Con-artists began to get in on the action, as in the case of Jacob Hope and Norman Jeffries, who hoaxed a capture of the monster. They charged admission for a peek at a kangaroo they had disguised with green paint, feathers and antlers.
A dramatic showdown reportedly took place on January 21 in West Collingswood, when the town’s fire department is said to have confronted the monster and sprayed it with their firehoses as it swooped menacingly over them.
The next morning, Mrs. Sorbinski of Camden said she saw the Jersey Devil attack her dog. This report marked the end of the 1909 rampage.
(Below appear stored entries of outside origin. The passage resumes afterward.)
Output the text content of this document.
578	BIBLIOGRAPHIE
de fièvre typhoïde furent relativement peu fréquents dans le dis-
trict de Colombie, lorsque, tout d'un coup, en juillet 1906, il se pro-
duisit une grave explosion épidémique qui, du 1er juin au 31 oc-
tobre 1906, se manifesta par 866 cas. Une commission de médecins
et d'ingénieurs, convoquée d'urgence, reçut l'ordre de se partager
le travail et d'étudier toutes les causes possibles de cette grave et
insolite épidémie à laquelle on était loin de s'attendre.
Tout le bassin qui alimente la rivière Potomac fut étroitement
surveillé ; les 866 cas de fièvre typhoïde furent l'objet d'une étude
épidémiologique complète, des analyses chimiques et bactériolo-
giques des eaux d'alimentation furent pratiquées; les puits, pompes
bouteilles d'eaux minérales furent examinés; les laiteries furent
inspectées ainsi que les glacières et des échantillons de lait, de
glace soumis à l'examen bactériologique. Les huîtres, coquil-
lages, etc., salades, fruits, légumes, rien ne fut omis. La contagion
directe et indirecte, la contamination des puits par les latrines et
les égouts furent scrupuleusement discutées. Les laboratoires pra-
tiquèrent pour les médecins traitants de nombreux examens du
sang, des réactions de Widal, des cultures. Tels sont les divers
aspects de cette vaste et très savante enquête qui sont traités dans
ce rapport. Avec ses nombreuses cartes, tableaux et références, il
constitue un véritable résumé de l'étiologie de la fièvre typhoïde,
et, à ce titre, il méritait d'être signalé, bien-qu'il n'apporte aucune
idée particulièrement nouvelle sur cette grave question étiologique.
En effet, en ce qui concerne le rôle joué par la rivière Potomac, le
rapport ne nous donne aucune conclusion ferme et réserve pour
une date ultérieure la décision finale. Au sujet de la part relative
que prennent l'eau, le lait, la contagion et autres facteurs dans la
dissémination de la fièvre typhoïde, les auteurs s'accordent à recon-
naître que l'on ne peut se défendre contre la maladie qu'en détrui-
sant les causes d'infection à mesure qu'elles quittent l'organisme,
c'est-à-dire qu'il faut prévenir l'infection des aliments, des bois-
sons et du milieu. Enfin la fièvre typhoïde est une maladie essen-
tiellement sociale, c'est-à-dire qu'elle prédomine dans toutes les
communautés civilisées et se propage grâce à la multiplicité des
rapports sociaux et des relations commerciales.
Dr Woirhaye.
There was one more sighting in February, and only a few scattered reports in the years since.
The Jersey Devil would most likely be nothing more than an obscure piece of colonial folklore today, if not for the unexplained sightings of 1909. No one can say what made so many people have such similar sightings if the monster was not real.
The most reasonable explanation, unlikely as it may seem, is that the phenomenon was purely psychological, and mass hysteria led people to see something that wasn’t there.
Hoofprints and other evidence could have been faked or misidentified, and no animal could possibly move fast enough to cover the vast geographical area of the 1909 sightings. Unless, of course, there’s a whole colony of Devils hiding out there in the Jersey pine barrens.